Syllabus
 
CLASS INFORMATION
 
CSCI-6967 Database Systems: M-Th 2 PM - 3:20 PM, Sage 2707
Instructor: Sibel Adalı, ( 313 Lally Hall, adalis@rpi.edu )    
Office Hours: M 3:30 - 5 PM, W 4 - 6 PM
 
 
INTRODUCTION AND PREREQUISITES
This course will introduce you to the topic of information integration, i.e. constructing information services that gather information from multiple, heterogeneous systems. The emphasis in such services is the flexibility and performance. The integrated systems must provide important performance and correctness guarantees, but they must be easy to build, use and applicable to large range of applications. We will concentrate mainly on the theory of integration, challenges that must be addressed in dealing with various incompatibilities in the underlying systems. We will also discuss some new applications of information application and review some industry tools developed for this purpose. This is a graduate level course in databases and requires previous knowledge of databases, equivalent of CSCI 4380 Database Systems. Students are expected to be familiar with the following topics that would be taught in an introductory database class: relational data model, indexing, query processing and optimization in databases.
 
TEXTBOOK
There is no textbook for this class. We will cover research papers, most of them will be linked from the course web site. Note that you need to be on campus to be able to load most of the papers. When off campus, you must follow the library links for each research database.
 
Topics to be covered:    
 
  1. Introduction to information integration
  2. Introduction to logic as a database language
  3. Logical integration (LAV, GAV, GLAV)

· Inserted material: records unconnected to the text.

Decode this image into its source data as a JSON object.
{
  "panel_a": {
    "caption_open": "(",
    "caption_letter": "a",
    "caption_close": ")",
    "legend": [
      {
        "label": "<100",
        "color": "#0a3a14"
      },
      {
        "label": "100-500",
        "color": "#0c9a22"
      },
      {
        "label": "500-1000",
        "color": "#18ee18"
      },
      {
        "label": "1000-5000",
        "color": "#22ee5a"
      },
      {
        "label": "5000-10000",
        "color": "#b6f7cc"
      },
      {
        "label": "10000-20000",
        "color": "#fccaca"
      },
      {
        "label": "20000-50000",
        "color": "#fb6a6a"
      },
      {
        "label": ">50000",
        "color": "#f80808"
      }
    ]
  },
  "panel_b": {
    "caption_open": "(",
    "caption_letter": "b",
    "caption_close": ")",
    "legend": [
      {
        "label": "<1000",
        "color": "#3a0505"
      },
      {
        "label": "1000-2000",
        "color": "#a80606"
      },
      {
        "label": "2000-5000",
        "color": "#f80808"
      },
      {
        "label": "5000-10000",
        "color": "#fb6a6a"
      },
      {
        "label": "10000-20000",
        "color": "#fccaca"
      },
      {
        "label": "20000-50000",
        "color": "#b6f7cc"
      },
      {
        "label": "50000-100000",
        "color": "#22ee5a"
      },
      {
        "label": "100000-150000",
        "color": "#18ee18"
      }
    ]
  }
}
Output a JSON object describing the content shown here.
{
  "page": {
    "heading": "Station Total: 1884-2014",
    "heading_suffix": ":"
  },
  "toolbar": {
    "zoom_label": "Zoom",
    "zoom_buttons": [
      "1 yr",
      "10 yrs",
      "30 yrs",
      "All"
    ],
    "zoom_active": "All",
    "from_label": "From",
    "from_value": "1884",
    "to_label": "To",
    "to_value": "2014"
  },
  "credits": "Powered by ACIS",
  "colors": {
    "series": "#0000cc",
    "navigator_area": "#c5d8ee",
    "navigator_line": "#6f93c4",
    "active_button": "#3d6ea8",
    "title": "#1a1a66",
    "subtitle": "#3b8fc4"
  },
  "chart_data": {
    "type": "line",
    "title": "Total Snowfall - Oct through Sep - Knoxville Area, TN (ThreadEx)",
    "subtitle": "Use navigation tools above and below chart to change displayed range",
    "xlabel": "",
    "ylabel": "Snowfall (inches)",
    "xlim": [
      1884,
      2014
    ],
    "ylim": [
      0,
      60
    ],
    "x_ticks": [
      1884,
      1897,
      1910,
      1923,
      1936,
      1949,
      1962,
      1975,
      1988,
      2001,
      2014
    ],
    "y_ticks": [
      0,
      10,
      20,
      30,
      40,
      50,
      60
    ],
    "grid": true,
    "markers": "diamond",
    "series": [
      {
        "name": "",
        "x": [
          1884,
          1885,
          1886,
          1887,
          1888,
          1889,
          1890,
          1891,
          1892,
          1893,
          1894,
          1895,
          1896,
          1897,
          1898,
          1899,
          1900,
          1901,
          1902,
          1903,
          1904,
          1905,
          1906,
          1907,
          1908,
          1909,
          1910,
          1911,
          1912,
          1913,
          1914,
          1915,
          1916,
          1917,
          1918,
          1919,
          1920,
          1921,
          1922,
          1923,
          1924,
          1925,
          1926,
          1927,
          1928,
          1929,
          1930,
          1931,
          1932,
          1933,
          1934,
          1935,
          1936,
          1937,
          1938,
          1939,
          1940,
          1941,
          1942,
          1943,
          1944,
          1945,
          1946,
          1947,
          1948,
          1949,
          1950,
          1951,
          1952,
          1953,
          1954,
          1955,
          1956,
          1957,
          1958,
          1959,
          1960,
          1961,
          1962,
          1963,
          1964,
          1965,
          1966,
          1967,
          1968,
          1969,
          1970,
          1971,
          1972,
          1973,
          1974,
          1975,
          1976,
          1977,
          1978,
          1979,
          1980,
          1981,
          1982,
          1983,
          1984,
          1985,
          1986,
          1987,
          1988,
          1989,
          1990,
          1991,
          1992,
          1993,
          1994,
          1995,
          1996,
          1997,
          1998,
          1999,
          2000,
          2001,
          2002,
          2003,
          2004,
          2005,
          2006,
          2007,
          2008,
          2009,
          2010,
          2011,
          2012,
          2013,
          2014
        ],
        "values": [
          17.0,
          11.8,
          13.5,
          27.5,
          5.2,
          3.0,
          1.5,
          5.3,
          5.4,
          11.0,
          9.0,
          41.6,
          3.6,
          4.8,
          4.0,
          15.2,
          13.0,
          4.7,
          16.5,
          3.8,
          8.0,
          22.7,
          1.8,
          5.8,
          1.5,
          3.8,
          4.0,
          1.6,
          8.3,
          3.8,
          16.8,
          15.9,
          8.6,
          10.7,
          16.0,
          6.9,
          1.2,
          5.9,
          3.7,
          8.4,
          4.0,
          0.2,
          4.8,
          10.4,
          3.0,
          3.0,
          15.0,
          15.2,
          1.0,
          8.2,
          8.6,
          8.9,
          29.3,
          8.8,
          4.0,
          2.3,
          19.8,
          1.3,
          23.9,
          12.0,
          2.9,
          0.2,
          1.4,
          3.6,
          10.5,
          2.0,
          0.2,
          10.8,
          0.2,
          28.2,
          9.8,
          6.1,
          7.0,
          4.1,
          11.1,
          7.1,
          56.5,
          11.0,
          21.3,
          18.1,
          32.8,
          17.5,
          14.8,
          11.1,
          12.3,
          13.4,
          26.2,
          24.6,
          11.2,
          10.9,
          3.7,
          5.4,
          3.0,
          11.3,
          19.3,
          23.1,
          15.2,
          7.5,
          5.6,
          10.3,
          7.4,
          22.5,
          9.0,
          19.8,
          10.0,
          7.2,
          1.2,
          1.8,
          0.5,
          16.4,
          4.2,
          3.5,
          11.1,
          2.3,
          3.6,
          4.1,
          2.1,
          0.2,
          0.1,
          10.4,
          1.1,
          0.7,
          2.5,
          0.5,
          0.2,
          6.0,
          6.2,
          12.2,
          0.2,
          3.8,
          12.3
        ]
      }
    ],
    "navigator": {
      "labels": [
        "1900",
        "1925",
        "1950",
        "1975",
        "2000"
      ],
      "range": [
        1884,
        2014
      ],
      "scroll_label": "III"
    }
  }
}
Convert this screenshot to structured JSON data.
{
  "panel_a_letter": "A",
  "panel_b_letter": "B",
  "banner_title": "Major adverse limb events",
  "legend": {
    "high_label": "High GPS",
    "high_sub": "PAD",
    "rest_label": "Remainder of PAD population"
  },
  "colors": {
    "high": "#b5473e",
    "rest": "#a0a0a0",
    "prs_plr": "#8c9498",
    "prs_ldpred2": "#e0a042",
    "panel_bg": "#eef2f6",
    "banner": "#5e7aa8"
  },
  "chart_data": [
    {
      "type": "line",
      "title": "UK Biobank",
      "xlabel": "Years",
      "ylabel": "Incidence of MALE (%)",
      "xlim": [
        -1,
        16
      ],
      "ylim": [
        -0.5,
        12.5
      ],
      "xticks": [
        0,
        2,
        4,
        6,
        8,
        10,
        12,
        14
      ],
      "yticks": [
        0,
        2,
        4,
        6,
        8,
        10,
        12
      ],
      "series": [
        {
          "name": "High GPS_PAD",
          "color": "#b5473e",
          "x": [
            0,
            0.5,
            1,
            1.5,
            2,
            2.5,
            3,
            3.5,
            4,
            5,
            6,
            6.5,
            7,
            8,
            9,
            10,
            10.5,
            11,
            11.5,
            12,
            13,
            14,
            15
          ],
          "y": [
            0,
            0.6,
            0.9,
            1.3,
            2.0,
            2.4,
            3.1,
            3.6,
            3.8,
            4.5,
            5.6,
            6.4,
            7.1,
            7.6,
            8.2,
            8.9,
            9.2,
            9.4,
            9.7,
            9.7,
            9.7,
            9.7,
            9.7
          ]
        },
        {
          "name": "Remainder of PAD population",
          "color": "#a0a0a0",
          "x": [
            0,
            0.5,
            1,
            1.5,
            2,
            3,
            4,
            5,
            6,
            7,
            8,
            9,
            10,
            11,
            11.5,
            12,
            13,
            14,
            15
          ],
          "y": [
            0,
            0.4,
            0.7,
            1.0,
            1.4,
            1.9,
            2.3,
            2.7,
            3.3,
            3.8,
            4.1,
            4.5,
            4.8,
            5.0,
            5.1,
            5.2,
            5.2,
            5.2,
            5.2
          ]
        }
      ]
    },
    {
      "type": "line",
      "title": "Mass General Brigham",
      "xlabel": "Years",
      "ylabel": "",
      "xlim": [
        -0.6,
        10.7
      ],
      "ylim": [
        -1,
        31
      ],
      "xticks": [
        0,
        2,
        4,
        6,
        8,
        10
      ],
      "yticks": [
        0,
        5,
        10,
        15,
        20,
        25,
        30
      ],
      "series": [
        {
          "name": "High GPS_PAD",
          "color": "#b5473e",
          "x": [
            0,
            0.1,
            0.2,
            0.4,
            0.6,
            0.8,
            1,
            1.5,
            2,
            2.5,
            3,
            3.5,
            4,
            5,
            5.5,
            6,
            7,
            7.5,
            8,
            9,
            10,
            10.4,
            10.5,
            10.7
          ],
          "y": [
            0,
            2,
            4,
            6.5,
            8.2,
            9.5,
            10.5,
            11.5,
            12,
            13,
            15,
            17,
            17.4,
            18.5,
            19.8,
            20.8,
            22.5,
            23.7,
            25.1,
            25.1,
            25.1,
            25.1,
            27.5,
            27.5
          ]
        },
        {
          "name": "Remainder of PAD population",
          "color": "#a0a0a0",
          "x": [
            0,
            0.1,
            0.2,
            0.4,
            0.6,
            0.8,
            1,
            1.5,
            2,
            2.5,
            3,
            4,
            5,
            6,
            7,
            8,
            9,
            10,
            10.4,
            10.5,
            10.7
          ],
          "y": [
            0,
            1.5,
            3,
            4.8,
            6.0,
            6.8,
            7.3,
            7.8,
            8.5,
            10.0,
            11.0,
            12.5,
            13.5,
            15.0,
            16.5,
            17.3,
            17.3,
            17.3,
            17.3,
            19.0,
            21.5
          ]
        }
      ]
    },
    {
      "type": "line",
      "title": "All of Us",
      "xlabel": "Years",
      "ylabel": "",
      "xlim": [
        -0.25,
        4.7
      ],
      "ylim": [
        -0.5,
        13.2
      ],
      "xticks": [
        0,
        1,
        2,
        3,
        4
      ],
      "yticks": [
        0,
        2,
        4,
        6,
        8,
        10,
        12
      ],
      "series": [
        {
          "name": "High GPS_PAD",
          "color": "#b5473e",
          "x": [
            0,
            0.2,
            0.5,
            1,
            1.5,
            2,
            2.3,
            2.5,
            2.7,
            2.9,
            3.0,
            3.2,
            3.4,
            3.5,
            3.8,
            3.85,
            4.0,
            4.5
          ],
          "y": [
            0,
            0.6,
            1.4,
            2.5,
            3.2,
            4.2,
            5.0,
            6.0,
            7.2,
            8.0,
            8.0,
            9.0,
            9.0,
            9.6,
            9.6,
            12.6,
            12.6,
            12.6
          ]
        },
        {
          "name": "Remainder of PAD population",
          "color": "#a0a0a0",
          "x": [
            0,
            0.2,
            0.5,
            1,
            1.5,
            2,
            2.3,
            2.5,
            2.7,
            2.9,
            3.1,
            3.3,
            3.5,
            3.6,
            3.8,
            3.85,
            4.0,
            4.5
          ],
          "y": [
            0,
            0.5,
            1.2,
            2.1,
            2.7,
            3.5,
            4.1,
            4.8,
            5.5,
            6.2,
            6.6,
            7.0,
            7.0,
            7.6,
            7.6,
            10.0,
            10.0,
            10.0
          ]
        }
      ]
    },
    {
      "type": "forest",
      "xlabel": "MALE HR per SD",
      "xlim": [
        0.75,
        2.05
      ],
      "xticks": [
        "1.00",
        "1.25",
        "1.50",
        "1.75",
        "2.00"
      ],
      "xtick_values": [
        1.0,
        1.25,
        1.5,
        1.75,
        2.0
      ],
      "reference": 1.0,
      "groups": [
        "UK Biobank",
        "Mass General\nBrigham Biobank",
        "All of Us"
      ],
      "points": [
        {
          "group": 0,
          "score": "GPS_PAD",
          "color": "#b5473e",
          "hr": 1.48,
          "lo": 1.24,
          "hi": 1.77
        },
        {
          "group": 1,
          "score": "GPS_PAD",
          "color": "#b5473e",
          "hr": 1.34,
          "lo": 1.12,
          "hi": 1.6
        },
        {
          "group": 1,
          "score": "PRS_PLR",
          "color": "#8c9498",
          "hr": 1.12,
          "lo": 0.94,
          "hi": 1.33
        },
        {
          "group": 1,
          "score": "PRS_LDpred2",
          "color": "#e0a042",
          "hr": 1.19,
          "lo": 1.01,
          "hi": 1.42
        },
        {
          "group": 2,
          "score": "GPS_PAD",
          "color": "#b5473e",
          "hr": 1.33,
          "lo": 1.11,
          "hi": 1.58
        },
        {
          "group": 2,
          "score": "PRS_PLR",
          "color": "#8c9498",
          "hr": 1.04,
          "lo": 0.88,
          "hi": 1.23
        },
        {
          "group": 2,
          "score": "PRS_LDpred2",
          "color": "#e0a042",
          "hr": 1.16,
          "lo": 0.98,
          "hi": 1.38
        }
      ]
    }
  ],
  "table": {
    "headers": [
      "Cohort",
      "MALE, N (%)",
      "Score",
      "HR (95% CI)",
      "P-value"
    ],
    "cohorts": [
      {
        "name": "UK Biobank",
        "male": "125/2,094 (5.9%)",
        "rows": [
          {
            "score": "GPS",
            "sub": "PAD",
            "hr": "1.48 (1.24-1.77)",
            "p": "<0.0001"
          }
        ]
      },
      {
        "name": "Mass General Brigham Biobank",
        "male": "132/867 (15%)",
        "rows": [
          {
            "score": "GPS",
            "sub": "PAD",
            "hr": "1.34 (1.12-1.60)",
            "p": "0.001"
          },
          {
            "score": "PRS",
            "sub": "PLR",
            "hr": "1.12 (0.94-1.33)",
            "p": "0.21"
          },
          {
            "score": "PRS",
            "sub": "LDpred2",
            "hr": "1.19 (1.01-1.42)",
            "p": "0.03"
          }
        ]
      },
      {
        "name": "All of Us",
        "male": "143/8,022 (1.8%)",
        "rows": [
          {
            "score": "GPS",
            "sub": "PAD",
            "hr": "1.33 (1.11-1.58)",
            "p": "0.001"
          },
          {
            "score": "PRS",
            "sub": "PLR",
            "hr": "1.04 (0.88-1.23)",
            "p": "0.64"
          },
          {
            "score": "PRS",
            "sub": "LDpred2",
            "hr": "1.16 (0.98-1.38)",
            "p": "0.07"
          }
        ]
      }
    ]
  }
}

  4. Logical issues related to integration
  5. Generating mappings
  6. Model management and schema composition
  7. Integration and ontologies
  8. Integration in P2P Systems and Workflows
  9. Applications: scientific applications (esp. bioinformatics), personal information systems, mash-up systems
  10. Existing tools
 
This list is tentative and subject to change as the semester progresses.
 
GRADING
Homeworks: There will be no exams in this course. You will have homeworks roughly every 7-10 days based on the material covered in class. Homeworks will count for 30% of your grade.
 
Presentations: Each student is expected to make two presentations in class. Each presentation will be 30-45 minutes depending on the topic and will count for 10% of your grade. You are expected to make one presentation on a research topic and one presentation on existing industry tools for specific problems. Each presentation is expected to be an in depth description of the covered material.
 
Project: Each student is expected to work on a project that either illustrates the use of the methods discussed in class for a specific problem (implementation) or solves a specific new problem (theory). Projects will count for 40% of your grade.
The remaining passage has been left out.